Dr. Kulesa will use the new imaging equipment and innovative techniques in a multi-team project to study neuroblastoma cancer. Neuroblastoma is the most common cancer in infants ages zero to 18 months, yet it remains unclear how neuroblastoma is initiated and progresses by errors in neural crest cell differentiation and peripheral nervous system development.

“There are mistakes in developmental signals during gestation that appear to give rise to a neuroblastoma tumor which then progresses during the early life of a newborn,” said Dr. Kulesa. “This critical time period of zero to 18 months is a window where we believe there's fertile ground to explore the developmental origins of neuroblastoma, and if we can understand this, we may be able to better predict and treat neuroblastoma progression.”

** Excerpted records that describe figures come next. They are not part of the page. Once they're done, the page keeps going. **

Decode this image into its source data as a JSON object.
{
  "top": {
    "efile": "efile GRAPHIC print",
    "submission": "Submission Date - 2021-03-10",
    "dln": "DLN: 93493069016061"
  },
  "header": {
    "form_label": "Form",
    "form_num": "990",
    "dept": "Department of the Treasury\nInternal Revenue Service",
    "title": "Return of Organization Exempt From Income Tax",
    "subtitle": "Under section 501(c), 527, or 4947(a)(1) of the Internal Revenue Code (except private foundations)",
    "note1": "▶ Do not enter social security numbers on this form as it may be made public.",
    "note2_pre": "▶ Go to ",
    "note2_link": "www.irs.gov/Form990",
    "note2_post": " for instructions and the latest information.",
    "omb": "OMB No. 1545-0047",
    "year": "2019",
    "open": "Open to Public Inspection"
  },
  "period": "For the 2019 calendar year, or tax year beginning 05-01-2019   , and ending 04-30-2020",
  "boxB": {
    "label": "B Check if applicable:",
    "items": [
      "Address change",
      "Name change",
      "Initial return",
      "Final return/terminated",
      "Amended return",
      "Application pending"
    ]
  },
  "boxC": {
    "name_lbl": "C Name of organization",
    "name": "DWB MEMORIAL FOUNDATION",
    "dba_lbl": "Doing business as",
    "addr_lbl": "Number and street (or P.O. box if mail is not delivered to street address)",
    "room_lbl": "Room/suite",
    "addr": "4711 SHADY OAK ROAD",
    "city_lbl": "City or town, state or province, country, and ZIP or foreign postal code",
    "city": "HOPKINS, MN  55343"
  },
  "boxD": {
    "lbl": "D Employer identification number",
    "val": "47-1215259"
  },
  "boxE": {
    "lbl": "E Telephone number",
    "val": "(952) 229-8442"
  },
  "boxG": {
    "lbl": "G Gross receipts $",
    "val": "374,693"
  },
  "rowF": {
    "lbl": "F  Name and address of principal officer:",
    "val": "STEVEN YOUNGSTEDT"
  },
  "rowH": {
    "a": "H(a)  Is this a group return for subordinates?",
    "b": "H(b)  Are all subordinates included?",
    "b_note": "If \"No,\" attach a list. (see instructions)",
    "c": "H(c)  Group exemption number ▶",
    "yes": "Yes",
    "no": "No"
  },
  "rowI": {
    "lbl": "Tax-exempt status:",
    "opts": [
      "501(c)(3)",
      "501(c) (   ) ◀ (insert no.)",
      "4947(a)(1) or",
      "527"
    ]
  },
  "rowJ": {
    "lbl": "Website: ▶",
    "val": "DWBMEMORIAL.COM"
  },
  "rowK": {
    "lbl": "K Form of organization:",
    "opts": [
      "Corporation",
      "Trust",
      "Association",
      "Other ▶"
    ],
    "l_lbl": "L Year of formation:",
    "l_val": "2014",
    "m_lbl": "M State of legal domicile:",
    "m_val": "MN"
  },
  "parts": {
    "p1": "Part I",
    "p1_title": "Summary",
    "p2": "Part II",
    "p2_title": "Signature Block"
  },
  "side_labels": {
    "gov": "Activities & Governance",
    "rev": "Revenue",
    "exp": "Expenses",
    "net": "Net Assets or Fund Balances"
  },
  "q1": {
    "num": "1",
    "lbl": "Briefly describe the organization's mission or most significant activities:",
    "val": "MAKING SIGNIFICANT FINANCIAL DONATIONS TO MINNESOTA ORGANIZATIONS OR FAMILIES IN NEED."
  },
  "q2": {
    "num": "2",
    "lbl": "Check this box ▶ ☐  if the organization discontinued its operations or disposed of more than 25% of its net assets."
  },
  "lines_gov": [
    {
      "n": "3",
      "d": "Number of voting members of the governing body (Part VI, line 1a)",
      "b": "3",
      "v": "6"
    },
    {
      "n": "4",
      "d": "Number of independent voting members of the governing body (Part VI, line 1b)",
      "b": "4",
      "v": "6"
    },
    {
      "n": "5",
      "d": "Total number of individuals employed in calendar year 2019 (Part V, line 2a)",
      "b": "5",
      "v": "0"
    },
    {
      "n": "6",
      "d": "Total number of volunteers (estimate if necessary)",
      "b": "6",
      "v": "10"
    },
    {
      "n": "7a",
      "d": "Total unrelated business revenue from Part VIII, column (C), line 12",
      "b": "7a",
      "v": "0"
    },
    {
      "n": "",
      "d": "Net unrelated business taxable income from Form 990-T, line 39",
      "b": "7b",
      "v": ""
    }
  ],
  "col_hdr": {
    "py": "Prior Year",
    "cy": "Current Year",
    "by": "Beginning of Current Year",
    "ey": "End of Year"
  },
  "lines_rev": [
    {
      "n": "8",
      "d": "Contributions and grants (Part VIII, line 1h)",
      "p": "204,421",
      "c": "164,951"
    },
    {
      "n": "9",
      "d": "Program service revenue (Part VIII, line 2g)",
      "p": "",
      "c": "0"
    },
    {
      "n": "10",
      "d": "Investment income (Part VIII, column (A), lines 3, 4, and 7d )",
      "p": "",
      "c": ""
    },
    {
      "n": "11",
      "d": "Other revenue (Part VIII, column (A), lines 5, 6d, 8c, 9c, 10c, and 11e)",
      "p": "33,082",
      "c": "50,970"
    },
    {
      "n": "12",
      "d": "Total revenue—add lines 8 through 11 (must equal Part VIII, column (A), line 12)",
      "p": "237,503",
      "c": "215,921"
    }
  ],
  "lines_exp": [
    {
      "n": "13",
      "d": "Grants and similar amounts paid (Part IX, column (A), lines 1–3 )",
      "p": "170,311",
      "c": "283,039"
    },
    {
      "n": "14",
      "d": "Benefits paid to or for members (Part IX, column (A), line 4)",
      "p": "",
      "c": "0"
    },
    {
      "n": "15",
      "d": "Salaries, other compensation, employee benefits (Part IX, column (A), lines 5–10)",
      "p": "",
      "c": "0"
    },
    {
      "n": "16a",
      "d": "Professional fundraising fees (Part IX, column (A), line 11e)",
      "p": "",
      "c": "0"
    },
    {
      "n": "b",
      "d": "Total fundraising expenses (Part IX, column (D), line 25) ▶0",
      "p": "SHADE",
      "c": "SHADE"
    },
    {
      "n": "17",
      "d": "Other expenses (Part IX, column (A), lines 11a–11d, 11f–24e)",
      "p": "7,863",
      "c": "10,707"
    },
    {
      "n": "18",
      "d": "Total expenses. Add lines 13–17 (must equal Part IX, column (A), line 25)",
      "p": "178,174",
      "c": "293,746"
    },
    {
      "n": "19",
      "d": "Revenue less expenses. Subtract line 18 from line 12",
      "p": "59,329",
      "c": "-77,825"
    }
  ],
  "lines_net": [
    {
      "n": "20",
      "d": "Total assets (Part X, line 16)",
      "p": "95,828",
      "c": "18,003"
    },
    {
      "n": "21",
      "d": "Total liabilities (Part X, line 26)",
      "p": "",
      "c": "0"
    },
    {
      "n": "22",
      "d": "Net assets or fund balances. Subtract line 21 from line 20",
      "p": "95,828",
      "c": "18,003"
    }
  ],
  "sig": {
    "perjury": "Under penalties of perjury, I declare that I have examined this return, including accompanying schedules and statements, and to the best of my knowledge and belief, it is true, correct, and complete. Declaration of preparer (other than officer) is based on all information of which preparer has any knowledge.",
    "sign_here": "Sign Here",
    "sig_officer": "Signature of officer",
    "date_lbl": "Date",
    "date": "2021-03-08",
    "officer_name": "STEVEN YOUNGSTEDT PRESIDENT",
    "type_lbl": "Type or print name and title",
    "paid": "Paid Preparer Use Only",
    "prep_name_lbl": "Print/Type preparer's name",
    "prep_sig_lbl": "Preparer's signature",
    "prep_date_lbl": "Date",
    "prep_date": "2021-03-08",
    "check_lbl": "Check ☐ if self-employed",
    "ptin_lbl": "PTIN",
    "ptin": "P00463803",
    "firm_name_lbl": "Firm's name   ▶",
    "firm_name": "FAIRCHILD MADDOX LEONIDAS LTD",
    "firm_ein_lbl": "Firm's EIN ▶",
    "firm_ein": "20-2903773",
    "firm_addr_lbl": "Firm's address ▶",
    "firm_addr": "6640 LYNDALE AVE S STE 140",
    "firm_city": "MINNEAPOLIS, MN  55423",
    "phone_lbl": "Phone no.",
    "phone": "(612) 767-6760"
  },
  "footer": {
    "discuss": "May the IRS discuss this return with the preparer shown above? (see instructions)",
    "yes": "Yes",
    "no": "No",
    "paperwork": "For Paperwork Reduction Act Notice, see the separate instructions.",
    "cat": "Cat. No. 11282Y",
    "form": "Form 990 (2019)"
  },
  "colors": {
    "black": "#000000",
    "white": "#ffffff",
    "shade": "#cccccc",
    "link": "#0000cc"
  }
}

For this project, Dr. Kulesa and his colleagues will analyze human neuroblastoma patient images and tissue samples, profile the gene expression patterns in those samples, and use this knowledge to predict and suggest treatments to control the disease progression in a personalized manner. Previously, Dr. Kulesa co-authored a paper in the journal Developmental Biology on screening for the most aggressive neuroblastoma cells in patient-derived primary cells. 

Impact to treatment

Dr. Kulesa explains how this may impact treatment for patients. “Patient images combined with spatial gene expression data may help to better predict the disease progression and suggest basic science experiemnst to derive new therapeutic targets,” said Dr. Kulesa. “This knowledge may provide a clearer picture for pediatric oncologists and surgeons to decide whether to begin aggressive chemotherapy or radiation or wait and see whether the tumor will either fully differentiate into a benign mass or shrink to a small mass without treatment – a striking characteristic of some aggressive neuroblastoma tumors, called spontaneous regression. This knowledge may also provide insights that accelerate clinical studies to inhibit cell proliferation, promote cell differentiation and induce tumor regression in relapsed patients.” 

Project team

The project’s team will be a blend of scientists and clinicians. “On the science side, it will include people with expertise in developmental neuroscience, research informatics, genomics, and bioinformatics. On the clinical side, the team will include experts in pediatric surgery, oncology, and pathology,” said Dr. Kulesa. “Our goal is to build a convergent biosciences environment with lots of crosstalk between basic science and clinical work.”

Recent awards

In October 2024, Dr. Kulesa received a $1.9 million R01 award from the National Institutes of Health (NIH) for his project, “Investigating the relationship between sympathetic nervous system development and neuroblastoma.” Dr. Kulesa hopes that study results will lead to translational research to repair peripheral nerve connections and inform drug design efforts for patients with neuroblastoma. He also received an NIH R21 grant transfer for his study, “A novel platform to enhance single cell interrogation of nervous system development.” The goal of this study is to advance methods in spatial transcriptomics and multiplexing.  Dr. Kasemeier is a co-investigator on both studies. In December 2024, Dr. Kulesa received an internal Children’s Mercy award to further his neuroblastoma research.

Future goals

Through collaboration between scientists and clinicians, Dr. Kulesa hopes to build a center for neuroblastoma research. “We want to pull together the technology and the clinical side to predict whether an individual infant’s neuroblastoma tumor will regress, a particularly exciting research area that is understudied,” he said. “If we can understand the mechanistic basis for neuroblastoma regression, then we may develop a treatment protocol to induce regression.”

Dr. Kulesa also plans to collaborate with other teams at CMKC on a variety of conditions with developmental origins. “Once we have the innovative technologies infrastructure in place, there are many other areas to collaborate with,” he said. “There are links to other developmental and behavioral health questions that have developmental origins related to the neural crest cells we study.”